The 50-year-old mother of four boys has spent 25 years in the medical field, working as an OB/GYN. She has battled lawsuits, worked hundreds of 36-hour shifts, been the chief resident at UNC Hospitals and worked 110-hour work weeks while pregnant.
Despite all of this, she still comes home to a house filled with kids, dogs and mysterious substances on the walls. And smiles.
Most doctors, especially those at the top of their field, do not choose the middle of their careers to start having kids every other year. Most mothers do not attempt to work back-to-back call shifts before going to a weekend soccer tournament.
My mother is not most.
Amateur feature writers throw around this cliché as much as the non-scientific community throws around the term genius. However, there is not another way to describe the work my mom does as anything other than “not like most.” She is one of the few instances where that cliché actually applies.
She started at UNC Hospitals in 1991, which is why my parents moved to North Carolina and why my brothers and I were all born and spent our lives in here. Her residency class for her specialty was 15 men and two women — the other woman quit when she got pregnant in her first year.
My father, who is very successful now, did not have a job for the first four years he lived in North Carolina, leaving my mother as the only breadwinner when she was making less than three dollars an hour as a resident and was also pregnant for the first time. She has an incredible amount of respect from everyone she meets, especially her kids (and yes, I’m saying that I am, as a 20-year-old fully grown man, respectfully scared of my mother and what would happen if I got in trouble).

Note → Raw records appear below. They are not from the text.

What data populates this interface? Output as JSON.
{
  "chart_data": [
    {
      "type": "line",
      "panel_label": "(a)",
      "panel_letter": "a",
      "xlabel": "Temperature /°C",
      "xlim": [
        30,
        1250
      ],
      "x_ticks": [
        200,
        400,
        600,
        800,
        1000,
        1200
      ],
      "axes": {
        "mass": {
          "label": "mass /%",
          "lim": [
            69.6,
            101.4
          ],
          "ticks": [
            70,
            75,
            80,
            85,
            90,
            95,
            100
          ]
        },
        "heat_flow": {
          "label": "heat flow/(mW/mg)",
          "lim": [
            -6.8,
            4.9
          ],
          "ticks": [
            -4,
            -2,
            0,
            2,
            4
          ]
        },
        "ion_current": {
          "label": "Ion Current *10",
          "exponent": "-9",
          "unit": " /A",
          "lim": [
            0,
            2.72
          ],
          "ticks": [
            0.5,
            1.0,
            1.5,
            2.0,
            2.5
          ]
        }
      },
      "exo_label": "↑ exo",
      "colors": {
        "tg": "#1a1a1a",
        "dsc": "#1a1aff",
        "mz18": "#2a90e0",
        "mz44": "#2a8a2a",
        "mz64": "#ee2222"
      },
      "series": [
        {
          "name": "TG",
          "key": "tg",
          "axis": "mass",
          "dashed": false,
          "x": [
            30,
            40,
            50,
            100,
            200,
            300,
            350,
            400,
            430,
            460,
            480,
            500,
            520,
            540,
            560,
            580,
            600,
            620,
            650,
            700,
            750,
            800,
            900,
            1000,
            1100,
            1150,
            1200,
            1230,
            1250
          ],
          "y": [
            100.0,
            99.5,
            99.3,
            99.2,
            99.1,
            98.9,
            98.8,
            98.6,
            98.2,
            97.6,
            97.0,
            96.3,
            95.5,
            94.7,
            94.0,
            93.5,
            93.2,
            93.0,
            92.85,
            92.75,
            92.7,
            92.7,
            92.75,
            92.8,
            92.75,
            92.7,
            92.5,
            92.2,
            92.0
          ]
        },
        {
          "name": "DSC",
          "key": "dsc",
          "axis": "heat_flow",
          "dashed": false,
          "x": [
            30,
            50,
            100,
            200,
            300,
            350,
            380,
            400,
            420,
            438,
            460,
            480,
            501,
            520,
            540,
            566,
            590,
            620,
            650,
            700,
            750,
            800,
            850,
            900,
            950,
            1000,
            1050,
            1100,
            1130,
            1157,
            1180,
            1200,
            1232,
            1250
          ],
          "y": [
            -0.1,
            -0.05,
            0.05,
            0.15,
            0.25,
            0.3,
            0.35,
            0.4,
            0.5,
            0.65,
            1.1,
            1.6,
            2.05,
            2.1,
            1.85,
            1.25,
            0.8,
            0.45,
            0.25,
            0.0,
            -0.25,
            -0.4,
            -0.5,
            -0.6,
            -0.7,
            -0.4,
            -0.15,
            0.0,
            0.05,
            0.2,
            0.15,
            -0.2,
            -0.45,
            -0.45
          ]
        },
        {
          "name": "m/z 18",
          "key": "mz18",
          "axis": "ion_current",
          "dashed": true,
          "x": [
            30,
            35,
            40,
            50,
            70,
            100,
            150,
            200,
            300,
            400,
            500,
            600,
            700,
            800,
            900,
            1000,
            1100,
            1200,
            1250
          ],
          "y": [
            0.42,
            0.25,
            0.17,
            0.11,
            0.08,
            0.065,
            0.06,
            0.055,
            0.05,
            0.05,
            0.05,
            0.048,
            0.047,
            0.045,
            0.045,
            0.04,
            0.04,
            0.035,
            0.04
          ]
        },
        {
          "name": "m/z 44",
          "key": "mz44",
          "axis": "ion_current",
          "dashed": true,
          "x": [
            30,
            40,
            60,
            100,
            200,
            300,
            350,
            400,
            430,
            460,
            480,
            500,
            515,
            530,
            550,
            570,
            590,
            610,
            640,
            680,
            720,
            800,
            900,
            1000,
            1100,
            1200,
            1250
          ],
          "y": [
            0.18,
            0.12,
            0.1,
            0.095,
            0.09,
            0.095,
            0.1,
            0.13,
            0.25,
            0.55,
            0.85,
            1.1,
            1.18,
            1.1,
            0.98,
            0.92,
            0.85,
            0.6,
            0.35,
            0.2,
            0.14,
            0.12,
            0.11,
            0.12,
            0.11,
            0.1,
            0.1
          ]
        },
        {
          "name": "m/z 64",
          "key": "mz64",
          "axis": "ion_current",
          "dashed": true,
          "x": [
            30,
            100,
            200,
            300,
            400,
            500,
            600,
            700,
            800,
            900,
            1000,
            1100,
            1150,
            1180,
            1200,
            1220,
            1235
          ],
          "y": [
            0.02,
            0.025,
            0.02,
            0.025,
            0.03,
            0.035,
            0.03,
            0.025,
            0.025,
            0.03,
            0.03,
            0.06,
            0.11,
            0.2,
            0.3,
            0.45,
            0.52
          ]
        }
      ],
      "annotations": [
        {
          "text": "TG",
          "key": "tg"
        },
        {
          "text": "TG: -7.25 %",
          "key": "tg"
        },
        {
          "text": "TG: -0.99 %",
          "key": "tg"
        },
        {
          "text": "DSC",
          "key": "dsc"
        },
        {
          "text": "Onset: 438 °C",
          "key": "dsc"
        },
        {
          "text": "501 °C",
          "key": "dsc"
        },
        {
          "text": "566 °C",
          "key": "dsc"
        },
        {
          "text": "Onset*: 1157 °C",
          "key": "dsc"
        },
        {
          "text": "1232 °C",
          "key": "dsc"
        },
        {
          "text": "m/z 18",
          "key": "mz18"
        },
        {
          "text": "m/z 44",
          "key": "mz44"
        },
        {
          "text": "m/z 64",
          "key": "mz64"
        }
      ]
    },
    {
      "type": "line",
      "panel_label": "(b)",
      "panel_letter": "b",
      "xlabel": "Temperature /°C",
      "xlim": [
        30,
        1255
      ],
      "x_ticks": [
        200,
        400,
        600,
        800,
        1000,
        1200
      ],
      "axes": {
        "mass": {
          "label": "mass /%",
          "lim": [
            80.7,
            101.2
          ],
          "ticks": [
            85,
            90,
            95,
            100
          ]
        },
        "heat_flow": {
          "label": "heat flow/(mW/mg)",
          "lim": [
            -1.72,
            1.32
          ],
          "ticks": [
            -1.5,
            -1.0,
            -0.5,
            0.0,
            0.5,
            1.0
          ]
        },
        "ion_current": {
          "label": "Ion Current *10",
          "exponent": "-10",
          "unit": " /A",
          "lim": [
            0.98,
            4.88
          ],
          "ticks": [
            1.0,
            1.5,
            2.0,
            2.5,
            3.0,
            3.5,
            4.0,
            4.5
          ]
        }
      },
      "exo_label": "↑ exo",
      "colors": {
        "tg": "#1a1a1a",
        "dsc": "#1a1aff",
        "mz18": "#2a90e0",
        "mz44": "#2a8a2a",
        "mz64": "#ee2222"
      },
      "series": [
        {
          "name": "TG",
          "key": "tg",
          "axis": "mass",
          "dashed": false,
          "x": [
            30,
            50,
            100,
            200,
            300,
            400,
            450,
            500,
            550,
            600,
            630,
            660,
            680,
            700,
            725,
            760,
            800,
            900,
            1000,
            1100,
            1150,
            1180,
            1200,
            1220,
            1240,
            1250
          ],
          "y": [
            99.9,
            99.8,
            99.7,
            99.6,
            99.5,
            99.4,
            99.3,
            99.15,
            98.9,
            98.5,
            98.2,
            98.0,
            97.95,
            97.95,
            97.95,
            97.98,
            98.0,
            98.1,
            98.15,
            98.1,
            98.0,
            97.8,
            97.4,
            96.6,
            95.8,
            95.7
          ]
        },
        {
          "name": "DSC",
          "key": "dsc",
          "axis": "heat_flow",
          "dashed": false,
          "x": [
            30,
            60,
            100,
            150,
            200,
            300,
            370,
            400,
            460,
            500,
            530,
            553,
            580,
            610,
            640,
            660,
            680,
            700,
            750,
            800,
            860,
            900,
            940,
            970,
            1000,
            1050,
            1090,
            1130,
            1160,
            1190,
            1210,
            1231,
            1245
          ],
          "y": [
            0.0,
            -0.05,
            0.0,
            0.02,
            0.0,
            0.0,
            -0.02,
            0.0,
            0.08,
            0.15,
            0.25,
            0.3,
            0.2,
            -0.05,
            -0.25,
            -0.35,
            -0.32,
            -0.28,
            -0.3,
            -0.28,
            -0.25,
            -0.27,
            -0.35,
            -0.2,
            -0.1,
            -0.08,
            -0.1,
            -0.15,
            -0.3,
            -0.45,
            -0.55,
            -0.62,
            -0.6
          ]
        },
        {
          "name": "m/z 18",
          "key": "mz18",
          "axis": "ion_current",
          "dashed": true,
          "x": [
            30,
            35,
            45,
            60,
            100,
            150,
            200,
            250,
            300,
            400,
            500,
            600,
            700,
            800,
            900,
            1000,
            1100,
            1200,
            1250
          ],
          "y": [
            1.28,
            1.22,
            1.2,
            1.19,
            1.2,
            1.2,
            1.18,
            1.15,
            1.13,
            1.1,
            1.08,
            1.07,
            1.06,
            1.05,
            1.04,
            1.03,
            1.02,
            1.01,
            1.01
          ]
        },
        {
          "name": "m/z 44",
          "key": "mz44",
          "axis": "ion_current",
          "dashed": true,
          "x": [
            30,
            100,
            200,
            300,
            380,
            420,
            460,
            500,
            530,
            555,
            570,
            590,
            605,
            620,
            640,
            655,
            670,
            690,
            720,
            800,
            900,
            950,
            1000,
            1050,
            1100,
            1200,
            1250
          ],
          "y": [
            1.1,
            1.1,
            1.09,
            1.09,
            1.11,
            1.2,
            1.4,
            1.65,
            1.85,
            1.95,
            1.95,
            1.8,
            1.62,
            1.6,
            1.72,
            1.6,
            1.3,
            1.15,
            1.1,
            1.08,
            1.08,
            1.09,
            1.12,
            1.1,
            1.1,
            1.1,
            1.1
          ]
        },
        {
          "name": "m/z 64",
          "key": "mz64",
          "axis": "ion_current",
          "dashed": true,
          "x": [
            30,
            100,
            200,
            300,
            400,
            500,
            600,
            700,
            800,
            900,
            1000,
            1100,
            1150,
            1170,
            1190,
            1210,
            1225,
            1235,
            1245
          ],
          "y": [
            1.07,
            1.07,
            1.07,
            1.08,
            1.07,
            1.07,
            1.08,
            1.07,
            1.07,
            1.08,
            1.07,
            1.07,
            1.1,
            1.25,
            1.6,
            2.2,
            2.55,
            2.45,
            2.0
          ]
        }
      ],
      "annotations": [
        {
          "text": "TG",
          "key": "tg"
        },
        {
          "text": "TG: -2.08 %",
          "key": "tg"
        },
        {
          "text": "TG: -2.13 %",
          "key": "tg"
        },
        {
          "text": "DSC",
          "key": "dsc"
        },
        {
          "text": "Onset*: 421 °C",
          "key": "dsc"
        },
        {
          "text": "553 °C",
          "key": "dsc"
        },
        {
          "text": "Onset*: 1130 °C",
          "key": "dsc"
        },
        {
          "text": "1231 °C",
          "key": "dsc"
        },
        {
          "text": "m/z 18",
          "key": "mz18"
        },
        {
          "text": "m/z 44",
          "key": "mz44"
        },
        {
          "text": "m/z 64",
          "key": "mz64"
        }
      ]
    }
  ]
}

I respect my mother for many of the things listed above: the balance of kids and an incredibly taxing job, her work ethic, her loyalty to my father. But what I admire is completely different.
I admire her sanity. My brothers and I have driven away more babysitters than I care to admit. My mother has been brought to court four different times for malpractice and never wavered in her principles. Her own parents, who are divorced and have remarried, have caused relative chaos within our family due to their egotistical rants about nothing in particular (old people I guess). Any one of these things can fracture someone’s psyche — for Cindy Saacks, they are seen as obstacles which she knows she will hurdle.
She talks a lot about retiring — how she will still wake up through the night expecting to need to deliver a baby, how all of our college tuitions aren’t going to let her retire — but never mentions her actual plans. I think it’s because through all of the craziness and stress that accompanies her life, my mother wouldn’t want any other life or family or job.
Which works out great for me, because I wouldn’t want any other mom.